A comitiva contou com a presença dos secretários de Integração Regional, Edmon Lucas, de InfraEstrutura, Antônio Carlos Batista Nunes, e da deputada Federal Lídice daMata (PSB). Além de deputados estaduais e representantes da política local. Os secretários Walmir Assunção, Geraldo Simões e Juliano Mateus, da secretarias de Combate a Pobreza, Agricultura e Meio Ambiente e Recursos Hídricos mandaram representantes
Secretário cita publicidade oficial
O secretário de Integração Regional, Edmon Lucas disse ontem que tomou um susto ao entrar na área destinada à produção de horticultura, uma vez que o governo passado colocou na mídia várias propagandas, divulgando que o projeto estava funcionando a todo vapor e que, inclusive, as famílias já estavam comercializando os produtos.
“Na verdade quando olhei para tudo isto aqui, achei que estava em outro local e quando desci, vi que a realidade era outra. Se não existe sequer os investimentos necessários para o projeto ser inaugurado, como é que eles dizem que as famílias estavam comercializando os produtos? É brincar com o sentimento do povo”, observou.
Ele garantiu que todos os esforços estarão sendo feitos para que o projeto seja concluído e determinou o prazo de quatro meses para que o módulo de Tucano seja inaugurado. “Não estamos aqui para prometer nada e nem dizer que em quatro dias resolveremos a situação, mas não vou deixá-los mais quatro anos sem uma solução. Em agosto, estaremos aqui não mais para observar, mas para inaugurar este primeiro módulo”, garantiu.

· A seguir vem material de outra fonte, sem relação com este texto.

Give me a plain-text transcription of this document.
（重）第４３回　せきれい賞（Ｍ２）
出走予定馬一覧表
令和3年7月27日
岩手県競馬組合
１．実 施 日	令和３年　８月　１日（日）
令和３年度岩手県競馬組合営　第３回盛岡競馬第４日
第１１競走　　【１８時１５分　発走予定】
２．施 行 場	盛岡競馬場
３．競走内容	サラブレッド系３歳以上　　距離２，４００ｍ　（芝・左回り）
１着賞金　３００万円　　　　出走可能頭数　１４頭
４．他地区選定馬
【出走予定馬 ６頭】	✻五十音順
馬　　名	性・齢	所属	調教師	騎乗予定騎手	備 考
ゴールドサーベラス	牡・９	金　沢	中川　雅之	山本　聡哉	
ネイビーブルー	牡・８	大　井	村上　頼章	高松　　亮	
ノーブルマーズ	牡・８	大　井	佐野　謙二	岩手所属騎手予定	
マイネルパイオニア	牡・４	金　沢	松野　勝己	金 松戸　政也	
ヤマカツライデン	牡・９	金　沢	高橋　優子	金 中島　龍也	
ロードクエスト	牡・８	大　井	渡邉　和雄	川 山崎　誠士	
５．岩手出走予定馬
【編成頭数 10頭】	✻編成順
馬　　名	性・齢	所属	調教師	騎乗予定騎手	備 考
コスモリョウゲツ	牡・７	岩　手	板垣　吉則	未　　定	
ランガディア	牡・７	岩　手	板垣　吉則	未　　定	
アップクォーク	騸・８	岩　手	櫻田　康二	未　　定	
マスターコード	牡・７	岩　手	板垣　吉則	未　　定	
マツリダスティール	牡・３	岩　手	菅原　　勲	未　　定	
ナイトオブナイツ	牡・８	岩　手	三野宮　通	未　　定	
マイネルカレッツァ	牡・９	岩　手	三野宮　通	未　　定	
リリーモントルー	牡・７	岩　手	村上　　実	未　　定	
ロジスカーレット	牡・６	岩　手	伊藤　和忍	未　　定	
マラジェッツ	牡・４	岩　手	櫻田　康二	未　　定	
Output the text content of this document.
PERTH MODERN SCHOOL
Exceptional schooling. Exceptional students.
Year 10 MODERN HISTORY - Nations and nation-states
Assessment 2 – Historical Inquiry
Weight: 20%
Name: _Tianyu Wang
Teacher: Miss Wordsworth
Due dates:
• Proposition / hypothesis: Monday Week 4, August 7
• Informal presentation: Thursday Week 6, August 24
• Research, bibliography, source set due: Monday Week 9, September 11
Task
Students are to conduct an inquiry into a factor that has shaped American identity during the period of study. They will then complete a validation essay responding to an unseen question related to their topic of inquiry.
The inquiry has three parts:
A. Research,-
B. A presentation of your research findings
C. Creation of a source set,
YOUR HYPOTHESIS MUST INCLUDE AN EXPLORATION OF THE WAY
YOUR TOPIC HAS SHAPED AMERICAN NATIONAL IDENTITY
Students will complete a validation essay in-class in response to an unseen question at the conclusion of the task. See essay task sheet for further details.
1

RESPOSTA – O ex-secretário de Comunicação de Paulo Souto, João Paulo Cunha, disse que o projeto de horticultura irrigada não foi finalizado porque houve uma série de problemas referentes à titulação de terra e questões ambientais. “Mas não fizemos nenhuma propaganda dizendo que esse projeto estava concluído“, assegura. Ele disse que o governo anterior inaugurou o projeto Tucano de Abastecimento de Água, distinto do mencionado pelo secretário.